Friday, 19 November 2010

The Accidental Husband (2008)


Colin Firth

Writer: Mimi Hare, Clare Naylor, Bonnie Sikowitz
Director: Griffin Dunne
Notable actors: Jeffrey Dean Morgan, Jeffrey Tedmori

The Accidental Husband has odd casting. Or maybe it’s perfect casting, all things considered. It’s an indie film which has accidentally picked up a good casting agent who’s got hold of the likes of Uma Thurman and Colin Firth somehow, but such things can be easily over looked – especially to someone as celebrity-blind as I (I could probably vaguely pick Tom Cruise out of a line up, but I’ve never seen one of his films). No, the strangest part of the casting comes in the form of the romantic lead, one Jeffrey Dean Morgan, the everyman of the actual indie film Live!, which I highly suggest you go out and buy immediately.

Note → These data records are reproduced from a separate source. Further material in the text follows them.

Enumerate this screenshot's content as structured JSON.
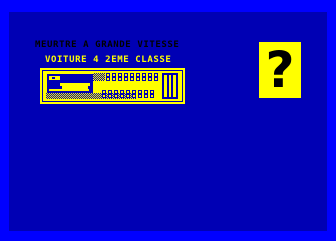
{
  "header": {
    "line1": "MEURTRE A GRANDE VITESSE",
    "line2": "VOITURE 4 2EME CLASSE"
  },
  "hint": {
    "symbol": "?",
    "icon": "question-mark-icon"
  },
  "plan": {
    "icon": "train-car-plan-icon"
  },
  "colors": {
    "background": "#0000ff",
    "play_area": "#0000b4",
    "yellow": "#ffff00",
    "black": "#000000"
  }
}
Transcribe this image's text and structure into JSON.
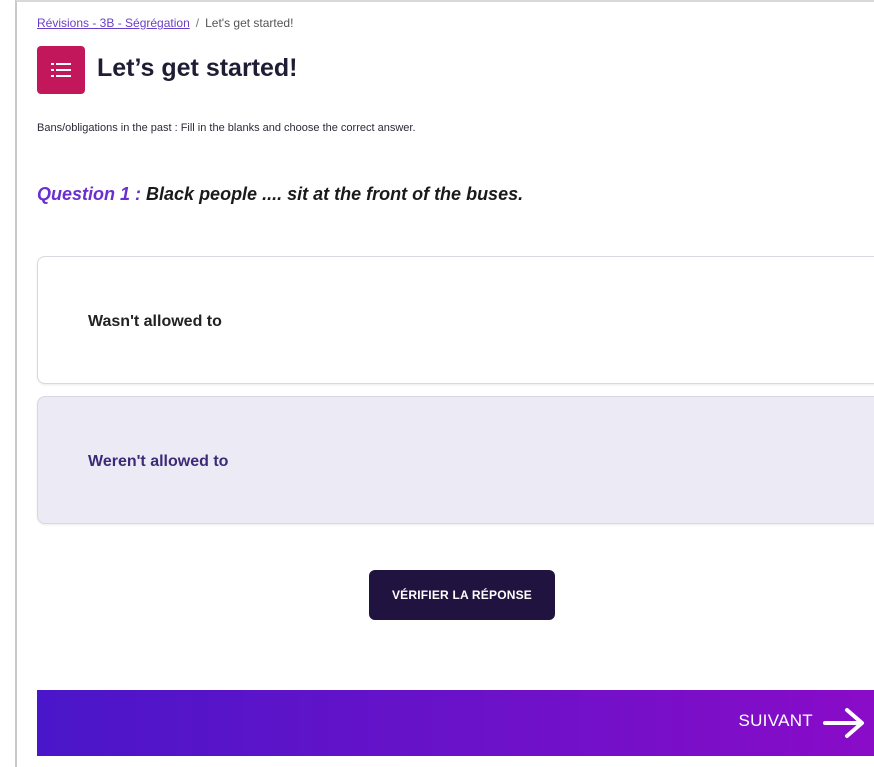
{
  "breadcrumb": {
    "parent": "Révisions - 3B - Ségrégation",
    "separator": "/",
    "current": "Let's get started!"
  },
  "header": {
    "icon": "list-icon",
    "icon_color": "#c2185b",
    "title": "Let’s get started!"
  },
  "instruction": "Bans/obligations in the past : Fill in the blanks and choose the correct answer.",
  "question": {
    "label": "Question 1 :",
    "text": "Black people .... sit at the front of the buses."
  },
  "options": [
    {
      "label": "Wasn't allowed to",
      "selected": false
    },
    {
      "label": "Weren't allowed to",
      "selected": true
    }
  ],
  "verify_button": {
    "label": "VÉRIFIER LA RÉPONSE"
  },
  "next": {
    "label": "SUIVANT",
    "icon": "arrow-right-icon"
  },
  "colors": {
    "accent": "#6a2fd1",
    "button_dark": "#20133f",
    "selected_bg": "#ecebf5"
  }
}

The aim of The Accidental Husband, at least initially, is to make you hate Uma Thurman. Or maybe it was Morgan; it all becomes rather complex yet simple pretty fast. The thing is, however, whatever happens in the story, Morgan’s character here – a good-natured yet heartbroken firefighter – is too immensely likeable for you to give a damn about anyone else.

Sure, the fact he gets revenge on someone who, despite having never met him, ruined his life, is fair enough. That he gets it by marrying her, via the hacking skills of his teenage best friend, is kooky in the indie rom com kinda way; the friend-still-in-childhood adding to it in a way 500 Days of Summer could only ever dream of. From then on we fall into the gentle slew of a smile-inducing rom com; the sort of thing perfect for a girl’s night in (or a 20 year old male insomniac fan of Firth).

The Accidental Husband is a pleasant film that makes you wonder why men with greater talents choose to act together in paycheck movies with montages dubbed by Nouvelle Vague covers of Buzzcocks classics. It just can’t make you care. Actually, I’ll rephrase that. In all likelihood you care enough to wanna go for a beer with Morgan’s character, which I’m pretty sure wasn’t what the filmmakers were going for. Why he’s interested in a bitch like Thurman – who doesn’t even look anything close to her best here – I’ll never know. Maybe it’s because everyone keeps drawing attention to the fact they’re the same height? Some men look for odd things in women.

Morgan is just too damn charming for this. He’s a damn good actor too, but in some ways he makes me see what the Americans see in Hugh Grant. It’s an ok way to kill a couple hours, Morgan is by far the standout, Firth does his usual oh-I-can-act-but-I-can’t-be-bothered-as-it’s-a-rom-com take, Thurman’s presence upon screen is annoying as usual; there’s just nothing to care about. It’s all predictable save Morgan’s tattoos. You’d think he’d be able to afford a decent artist.